SSP: Du hältst seit Jahren Vorträge über deine Erfahrungen in der Tech-/Gründer:innen Szene und besuchst Konferenzen, als Speakerin auf der Tincon beispielsweise. Wie schaffst du es, alles unter einen Hut zu bekommen und was ist deine Motivation bzw. dein Lebensmotto?

Ich glaube, mit genug Planung kann man alles im Leben bewältigen. Das ist zwar auch meine größte Schwäche, aber es ist auch etwas, woran ich arbeiten muss, sonst kriege ich das alles eben nicht unter einen Hut. Das heißt, ich habe wirklich strikte Zeiten, in denen ich mich zum Beispiel nur mit Emails beschäftige.

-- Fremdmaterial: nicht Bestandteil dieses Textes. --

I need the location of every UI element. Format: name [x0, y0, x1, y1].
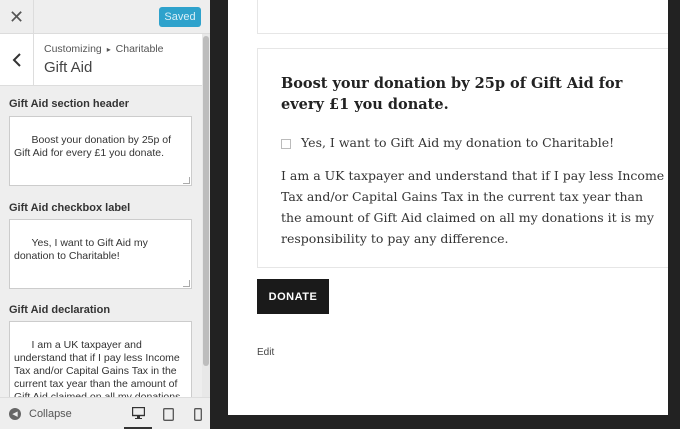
tablet-preview-button[interactable] [154, 398, 182, 429]
collapse-button[interactable]: ◀ Collapse [9, 398, 72, 429]
mobile-preview-button[interactable] [184, 398, 212, 429]
declaration-textarea[interactable]: I am a UK taxpayer and understand that i… [9, 321, 192, 397]
checkbox-label-textarea-value: Yes, I want to Gift Aid my donation to C… [14, 237, 151, 262]
breadcrumb-parent: Customizing [44, 43, 102, 55]
close-icon: ✕ [8, 6, 25, 27]
declaration-control-label: Gift Aid declaration [9, 304, 111, 316]
back-button[interactable] [0, 34, 34, 86]
breadcrumb: Customizing ▸ Charitable [44, 43, 164, 55]
scrollbar-thumb[interactable] [203, 36, 209, 366]
desktop-preview-button[interactable] [124, 398, 152, 429]
gift-aid-checkbox[interactable] [281, 139, 291, 149]
preview-edge [668, 0, 680, 429]
gift-aid-declaration: I am a UK taxpayer and understand that i… [281, 168, 665, 246]
saved-button[interactable]: Saved [159, 7, 201, 27]
resize-handle[interactable] [183, 280, 190, 287]
customizer-topbar: ✕ Saved [0, 0, 210, 34]
collapse-icon: ◀ [9, 408, 21, 420]
chevron-left-icon [12, 53, 21, 67]
checkbox-control-label: Gift Aid checkbox label [9, 202, 131, 214]
header-textarea-value: Boost your donation by 25p of Gift Aid f… [14, 134, 174, 159]
declaration-textarea-value: I am a UK taxpayer and understand that i… [14, 339, 181, 397]
customizer-sidebar: ✕ Saved Customizing ▸ Charitable Gift Ai… [0, 0, 210, 429]
breadcrumb-child: Charitable [115, 43, 164, 55]
controls-panel: Gift Aid section header Boost your donat… [0, 86, 202, 397]
edit-link[interactable]: Edit [257, 347, 274, 358]
caret-right-icon: ▸ [106, 45, 111, 54]
previous-form-section [257, 0, 672, 34]
section-header: Customizing ▸ Charitable Gift Aid [0, 34, 210, 86]
donate-button[interactable]: DONATE [257, 279, 329, 314]
gift-aid-box: Boost your donation by 25p of Gift Aid f… [257, 48, 672, 268]
customizer-footer: ◀ Collapse [0, 397, 210, 429]
checkbox-label-textarea[interactable]: Yes, I want to Gift Aid my donation to C… [9, 219, 192, 289]
mobile-icon [194, 407, 202, 421]
resize-handle[interactable] [183, 177, 190, 184]
header-textarea[interactable]: Boost your donation by 25p of Gift Aid f… [9, 116, 192, 186]
site-preview: Boost your donation by 25p of Gift Aid f… [228, 0, 680, 415]
gift-aid-header: Boost your donation by 25p of Gift Aid f… [281, 75, 623, 113]
close-button[interactable]: ✕ [0, 0, 34, 34]
collapse-label: Collapse [29, 408, 72, 420]
gift-aid-checkbox-label[interactable]: Yes, I want to Gift Aid my donation to C… [301, 135, 614, 150]
desktop-icon [131, 406, 145, 419]
section-title: Gift Aid [44, 59, 93, 76]
sidebar-scrollbar[interactable] [202, 34, 210, 397]
tablet-icon [162, 407, 174, 421]
header-control-label: Gift Aid section header [9, 98, 130, 110]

Es ist echt ein Luxus, dass ich bestimmen kann, wann ich wie arbeite – und das ist auch der Grund, warum mir mein Beruf generell so viel Spaß macht und ich hoffentlich auch weiterhin selbstständig bleibe und nicht dieses typische „9 to 5“ machen muss. Dementsprechend ist mein Lebensmotto auch eine Kombination aus „Planning ist everything“ und „Just do it“ (lacht). Also wenn du dich dazu entscheidest, etwas anzugehen, dann versuch es so gut wie möglich in dein Leben einzuplanen, aber denk auch nicht zuviel darüber nach, sondern mach’s einfach. Wo ein Wille ist, ist auch ein Weg.

SSP: Was möchtest du unseren Leser:innen noch mitgeben? 

Habt nicht so viel Angst, wenn ihr nicht genau wisst, was ihr werden wollt. Wichtig ist, dass ihr euch besser kennenlernt, dass ihr euch ausprobiert. Der Weg ist das Ziel – also nehmt das Leben ein bisschen lockerer (lacht).